I’ve come to understand value from a business perspective. In the marketplace, an item’s value is determined by what someone is willing to pay for it. I’ve seen that in my real estate business. When a seller puts a house on the market they may have an inflated idea of its worth, but in the end its value is determined by what the buyer is willing to pay.

PICTURE FIVE

…and so it is with my life. I fought with this idea of worth for five decades. When I looked directly at myself in the mirror, I saw my failures glaring back at me. I heard the laughter from the world’s stage and no matter what I accomplished, my value was tied up in the currency of acceptance.

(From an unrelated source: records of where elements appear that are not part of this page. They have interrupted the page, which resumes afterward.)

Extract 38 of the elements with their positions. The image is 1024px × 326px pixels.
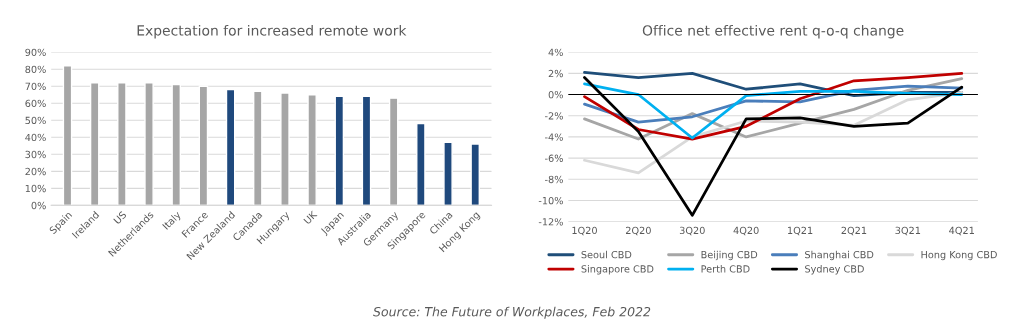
x-tick-label: 1Q21 [788, 226, 813, 236]
y-tick-label: -2% [545, 112, 563, 120]
y-tick-label: 80% [25, 65, 46, 74]
x-tick-label: 2Q21 [841, 226, 867, 236]
y-tick-label: -6% [545, 154, 563, 162]
y-tick-label: 10% [25, 184, 46, 193]
y-tick-label: 40% [25, 133, 46, 142]
source-note: Source: The Future of Workplaces, Feb 2022 [373, 306, 651, 319]
y-tick-label: -4% [545, 133, 563, 141]
y-tick-label: 30% [25, 150, 46, 159]
x-tick-label: 1Q20 [572, 226, 597, 236]
legend-label: Sydney CBD [805, 265, 864, 275]
chart-title: Office net effective rent q-o-q change [642, 24, 904, 39]
x-tick-label: 4Q21 [949, 226, 974, 236]
x-tick-label: 3Q20 [679, 226, 705, 236]
y-tick-label: 50% [25, 116, 46, 125]
y-tick-label: 0% [31, 201, 46, 210]
y-tick-label: -8% [545, 175, 563, 184]
y-tick-label: 2% [548, 69, 563, 78]
legend-label: Singapore CBD [581, 265, 654, 275]
x-tick-label: 3Q21 [895, 226, 921, 236]
y-tick-label: 20% [25, 167, 46, 176]
y-tick-label: 0% [548, 91, 563, 99]
legend-label: Perth CBD [701, 265, 750, 273]
y-tick-label: 70% [25, 82, 46, 91]
y-tick-label: 90% [25, 48, 46, 56]
y-tick-label: 60% [25, 99, 46, 108]
legend-label: Beijing CBD [701, 250, 758, 261]
legend-label: Hong Kong CBD [921, 250, 997, 261]
y-tick-label: -10% [538, 196, 563, 205]
x-tick-label: UK [303, 210, 318, 225]
y-tick-label: 4% [548, 48, 563, 56]
legend-label: Seoul CBD [581, 250, 632, 259]
x-tick-label: 2Q20 [625, 226, 651, 236]
y-tick-label: -12% [538, 218, 563, 226]
x-tick-label: 4Q20 [733, 226, 759, 236]
legend-label: Shanghai CBD [805, 250, 874, 261]
chart-title: Expectation for increased remote work [137, 24, 407, 39]
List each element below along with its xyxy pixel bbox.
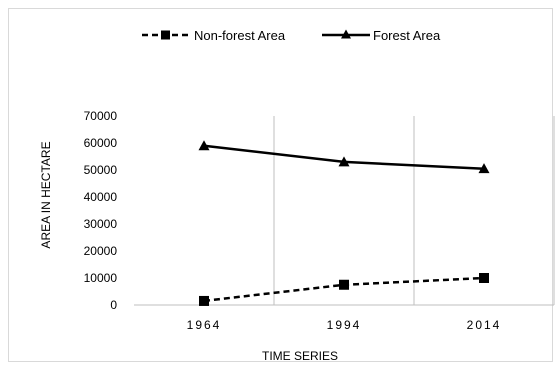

…but then I allowed God to enter my stage. He knew my worth from the beginning of time. My soul was purchased along with yours for way-over-asking. Our value forever determined by the ultimate price paid through his perfect son, Jesus Christ. The negotiation was firm and final. Jesus even said from the cross, “It is finished.” My worth is known and will never be forgotten, it is a sum I could never repay except in the complete and total surrender of my life to God. I am worth it because when my heavenly father looks down on me, he sees his perfect son residing deep within my soul and it is GOOD! He has put such a beautiful new song in my mouth and tells me to go dance and sing and speak with confidence on our world’s stage. He created us for this!

PICTURE SIX

I no longer need to question my worth. When I walk into a room, I simply see people who need a smile, a word of encouragement, who need hope in a crazy mixed-up world, no matter what their station in life. God is calling us to bring it to them, because we are worth it.

The question is will we resign ourselves to continue to doubt our worth or will we answer the call with confidence?